MQM chief Altaf Hussain.—File Photo
THE national political landscape has rapidly changed following the general elections and as recent events have shown, one of the parties under-going considerable internal changes is the MQM. The incident that kicked off the current crisis seems to be Altaf Hussain’s impolitic statement (later clarified) targeted at PTI supporters protesting against alleged rigging soon after the elections. From that point on, one dramatic event after another involving the Muttahida has unfolded. Following Imran Khan’s unsubstantiated allegation holding Mr Hussain responsible for the murder of a PTI leader and the subsequent uproar, MQM workers turned on many of their leaders at the party’s headquarters in Karachi. On May 21, the Karachi Tanzeemi Committee, a key body in the party’s organisational structure, was disbanded while on Thursday, the main Coordination, or Rabita, Committee was dissolved. Altaf Hussain told his party workers that he was cleansing the party of “corrupt and unwanted elements”, and that those collecting ‘donations’ on the MQM’s behalf or involved in land-grabbing would be expelled.

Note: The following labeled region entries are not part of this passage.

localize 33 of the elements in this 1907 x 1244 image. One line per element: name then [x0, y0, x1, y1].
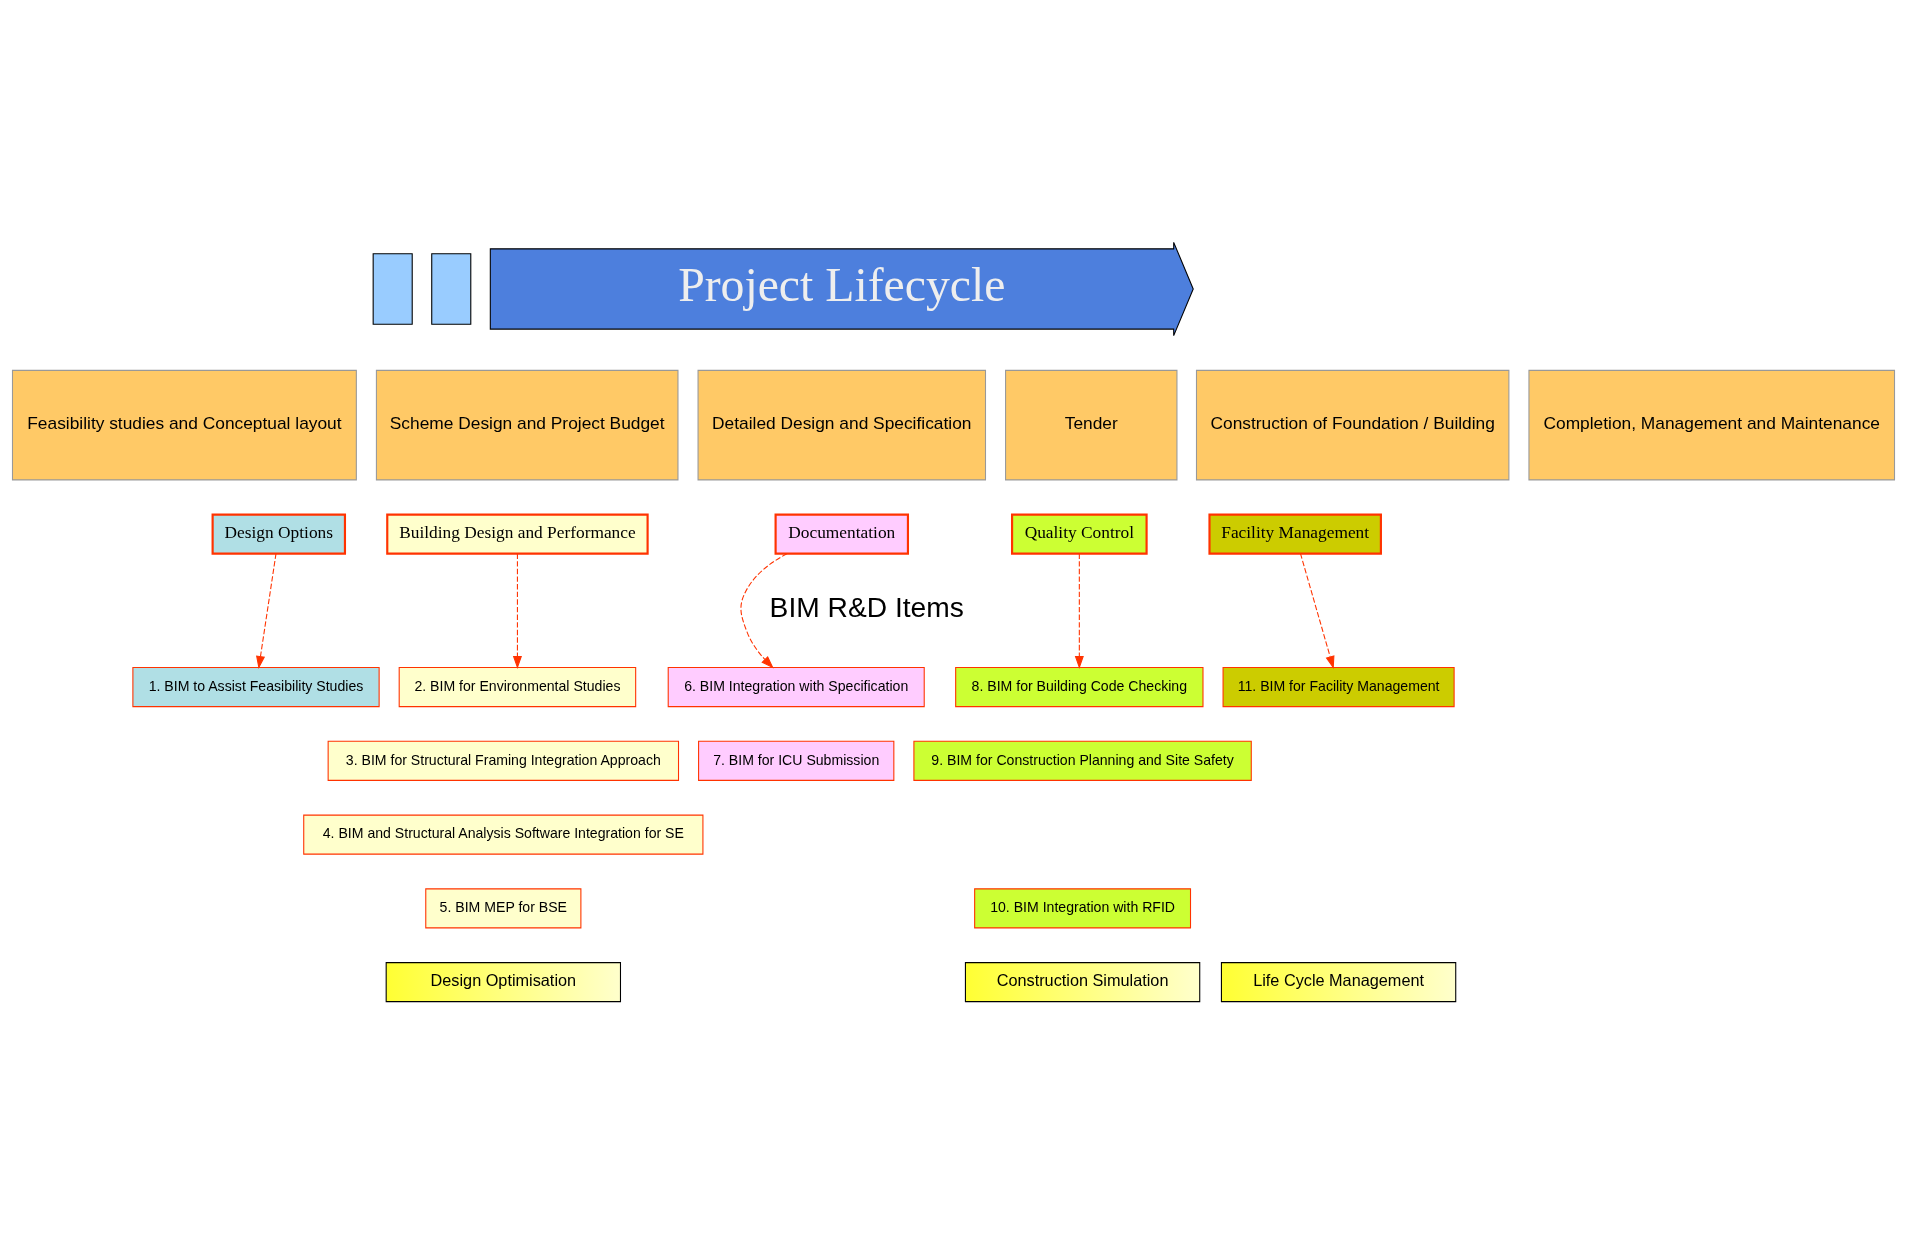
arrow	[512, 553, 522, 669]
node-box: Construction of Foundation / Building	[1195, 369, 1510, 481]
node-box: Building Design and Performance	[386, 513, 649, 555]
node-box: 9. BIM for Construction Planning and Site Safety	[913, 740, 1252, 781]
node-box	[431, 253, 472, 325]
node-box: 2. BIM for Environmental Studies	[398, 667, 637, 708]
node-box: 5. BIM MEP for BSE	[425, 888, 582, 929]
node-box: 3. BIM for Structural Framing Integration Approach	[327, 740, 680, 781]
label: BIM R&D Items	[769, 591, 964, 624]
arrow	[256, 553, 277, 669]
node-box: 6. BIM Integration with Specification	[667, 667, 925, 708]
node-box: 7. BIM for ICU Submission	[698, 740, 895, 781]
node-box: 8. BIM for Building Code Checking	[955, 667, 1204, 708]
node-box: Feasibility studies and Conceptual layout	[11, 369, 357, 481]
node-box: Design Options	[211, 513, 347, 555]
node-box: Facility Management	[1208, 513, 1382, 555]
node-box: Quality Control	[1011, 513, 1148, 555]
node-box: 4. BIM and Structural Analysis Software Integration for SE	[303, 814, 704, 855]
node-box: Design Optimisation	[385, 962, 621, 1003]
arrow	[740, 553, 788, 669]
node-box: 1. BIM to Assist Feasibility Studies	[132, 667, 380, 708]
arrow	[1299, 553, 1335, 669]
node-box: Detailed Design and Specification	[697, 369, 987, 481]
node-box	[372, 253, 413, 325]
node-box: Life Cycle Management	[1220, 962, 1457, 1003]
node-box: Tender	[1005, 369, 1178, 481]
node-box: 11. BIM for Facility Management	[1222, 667, 1455, 708]
node-box: Scheme Design and Project Budget	[375, 369, 679, 481]
node-box: Completion, Management and Maintenance	[1528, 369, 1896, 481]
node-box: Construction Simulation	[964, 962, 1201, 1003]
arrow	[1074, 553, 1084, 669]
node-box: 10. BIM Integration with RFID	[974, 888, 1192, 929]
node-box: Documentation	[774, 513, 910, 555]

The issues rightly pointed out by Mr Hussain, coupled with the reputation for high-handedness that has dogged the MQM for many years, seem to have had an impact on voters in Karachi. Though the MQM managed to bag nearly all the seats it contested from the metropolis, the PTI’s candidates put up a decent show, finishing second behind the MQM on many seats. ECP figures confirm the MQM’s vote bank has shrunk — though slightly. This shows the voter cannot be taken for granted. The time has come for the MQM to do some soul-searching and address the negative perceptions about it. Unless the issues confronting the MQM are addressed in a forthright manner, there’s no guarantee the party will continue to dominate politically in urban Sindh.